Over the past year, students in two management courses have provided consultation for an unusual client, free of charge: Associated Student Government.
ASG used advice from last winter’s Industrial Engineering Systems Project Management Class and a course on advertising and brand management in considering new ways to make itself more relevant to students and lobby the administration on long-anticipated projects.
Weinberg junior Chloe Arthurs took the brand management course in the fall and examined ASG’s brand. Her group interviewed former ASG President Jonathan Webber and surveyed students. The survey found that while people know that ASG exists, they don’t know its structure or function, she said.
The group suggested changes such as renaming ASG to Advocates for Student Interests and Services for Tomorrow and placing the ASG logo online next to projects it helps sponsor, according to Arthurs.
“Our advice focused a lot on having ASG tell (the students) what they do more,” Arthurs said. “There are a lot of services that ASG provides Northwestern that the students don’t know that ASG is behind the screen.”
Although ASG President Neal Sales-Griffin – who was a teaching assistant in the advertising class last fall – said he disagrees with the suggestion to remove “government” from ASG’s name, he found many of the group’s conclusions accurate.
“Their analysis highlighted a lot of issues facing the organization,” the SESP junior said.
The management course developed a “pretty extensive” proposal for Wi-Fi in dorms based on the work of a group in a prior related course, said McCormick senior Anna Xu, a former ASG academic vice president.
Once the subject was chosen, Xu said she and others began talking to ASG.
“When we delved into the project even further, we started having more discussions with the administration,” Xu said. “Obviously, I helped facilitate the connection with ASG, and we attacked the project together from different fronts.”
The management project class Xu took found Wi-Fi in campus residences would be a worthwhile investment, which helped support ASG’s ultimately successful request to the administration for wireless Internet.

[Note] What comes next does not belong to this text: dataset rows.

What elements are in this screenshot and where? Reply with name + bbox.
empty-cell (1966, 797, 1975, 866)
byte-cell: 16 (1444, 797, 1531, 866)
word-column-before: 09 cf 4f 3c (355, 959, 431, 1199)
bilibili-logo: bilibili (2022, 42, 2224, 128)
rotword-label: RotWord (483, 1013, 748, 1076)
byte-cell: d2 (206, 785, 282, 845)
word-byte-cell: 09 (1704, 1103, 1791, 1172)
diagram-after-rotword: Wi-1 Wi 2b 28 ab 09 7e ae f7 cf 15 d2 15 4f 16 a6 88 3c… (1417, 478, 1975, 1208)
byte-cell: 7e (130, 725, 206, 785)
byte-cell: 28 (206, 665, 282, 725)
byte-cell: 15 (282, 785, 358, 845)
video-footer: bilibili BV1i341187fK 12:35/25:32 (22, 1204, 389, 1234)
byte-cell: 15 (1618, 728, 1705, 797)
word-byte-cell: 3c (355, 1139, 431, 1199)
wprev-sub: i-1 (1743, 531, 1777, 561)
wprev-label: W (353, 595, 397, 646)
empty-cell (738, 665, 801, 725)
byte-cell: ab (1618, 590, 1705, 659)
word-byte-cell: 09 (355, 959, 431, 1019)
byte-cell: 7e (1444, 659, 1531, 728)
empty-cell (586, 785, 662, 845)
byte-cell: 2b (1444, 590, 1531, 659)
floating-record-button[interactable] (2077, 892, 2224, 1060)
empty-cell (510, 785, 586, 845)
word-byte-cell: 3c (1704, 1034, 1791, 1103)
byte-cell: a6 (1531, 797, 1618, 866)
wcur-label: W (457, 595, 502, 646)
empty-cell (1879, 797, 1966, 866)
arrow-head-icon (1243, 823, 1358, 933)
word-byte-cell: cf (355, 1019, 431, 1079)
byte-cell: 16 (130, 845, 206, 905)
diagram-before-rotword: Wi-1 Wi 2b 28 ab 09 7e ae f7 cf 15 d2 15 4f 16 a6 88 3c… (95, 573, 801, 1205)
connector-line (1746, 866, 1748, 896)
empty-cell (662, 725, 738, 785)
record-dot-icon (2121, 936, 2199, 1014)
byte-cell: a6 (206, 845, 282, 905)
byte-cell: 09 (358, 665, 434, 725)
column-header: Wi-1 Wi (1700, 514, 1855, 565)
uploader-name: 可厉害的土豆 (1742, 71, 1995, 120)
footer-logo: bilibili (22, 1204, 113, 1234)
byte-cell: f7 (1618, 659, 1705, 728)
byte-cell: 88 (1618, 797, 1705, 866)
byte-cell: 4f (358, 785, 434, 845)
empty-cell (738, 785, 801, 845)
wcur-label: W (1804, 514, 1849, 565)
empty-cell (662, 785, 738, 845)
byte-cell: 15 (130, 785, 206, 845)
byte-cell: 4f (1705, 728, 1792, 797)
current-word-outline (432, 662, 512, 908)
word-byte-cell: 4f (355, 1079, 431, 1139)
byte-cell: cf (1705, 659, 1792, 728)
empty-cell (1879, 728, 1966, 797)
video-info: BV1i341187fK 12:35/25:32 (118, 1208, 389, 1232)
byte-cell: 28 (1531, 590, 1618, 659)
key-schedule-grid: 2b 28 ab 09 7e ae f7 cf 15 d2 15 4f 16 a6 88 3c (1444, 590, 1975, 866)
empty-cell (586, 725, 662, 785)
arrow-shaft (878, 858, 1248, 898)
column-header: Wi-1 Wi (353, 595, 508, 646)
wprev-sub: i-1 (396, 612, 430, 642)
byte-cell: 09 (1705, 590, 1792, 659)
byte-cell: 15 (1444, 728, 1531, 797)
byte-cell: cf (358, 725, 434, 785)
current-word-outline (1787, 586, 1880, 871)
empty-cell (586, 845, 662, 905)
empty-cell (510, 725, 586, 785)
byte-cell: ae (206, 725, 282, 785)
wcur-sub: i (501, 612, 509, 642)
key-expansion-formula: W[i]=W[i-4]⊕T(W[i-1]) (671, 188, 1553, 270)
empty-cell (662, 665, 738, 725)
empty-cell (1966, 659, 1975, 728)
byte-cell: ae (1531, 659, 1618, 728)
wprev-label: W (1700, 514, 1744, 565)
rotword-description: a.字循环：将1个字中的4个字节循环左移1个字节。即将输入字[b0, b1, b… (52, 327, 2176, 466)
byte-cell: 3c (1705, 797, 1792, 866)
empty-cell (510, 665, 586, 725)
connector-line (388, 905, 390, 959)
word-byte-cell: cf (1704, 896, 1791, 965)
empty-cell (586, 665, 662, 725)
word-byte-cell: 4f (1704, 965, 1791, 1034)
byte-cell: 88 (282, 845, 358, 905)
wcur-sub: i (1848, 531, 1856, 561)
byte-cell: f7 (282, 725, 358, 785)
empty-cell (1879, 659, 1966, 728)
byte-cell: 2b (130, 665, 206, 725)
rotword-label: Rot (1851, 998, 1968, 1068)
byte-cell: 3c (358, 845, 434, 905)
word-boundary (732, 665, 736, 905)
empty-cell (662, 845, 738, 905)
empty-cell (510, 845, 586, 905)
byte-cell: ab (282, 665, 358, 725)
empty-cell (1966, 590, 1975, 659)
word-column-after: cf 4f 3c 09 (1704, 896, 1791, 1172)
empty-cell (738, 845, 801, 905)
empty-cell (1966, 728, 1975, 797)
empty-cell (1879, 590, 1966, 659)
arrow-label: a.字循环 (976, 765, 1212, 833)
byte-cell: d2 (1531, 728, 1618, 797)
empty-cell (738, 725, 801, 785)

In the past, the administration has implemented some suggested projects students in the course have developed – the WildCARD was originally proposed by students in the class.
“The administration is used to hearing a lot of good ideas come out of this class,” Xu said. “I think it had a lot of impact on the university’s final decision because we were able to quantify a lot of things that ASG was saying.”
ASG was considering working with more courses, including McCormick’s freshman year Engineering Design and Communication course, to expand ASG’s abilities on campus, Sales-Griffin said.
“We’re going to try and get more great ideas, leveraging the fact that we have all these brilliant students at this school,” he said. “The potential for students to develop the organization is tremendous if they are involved.”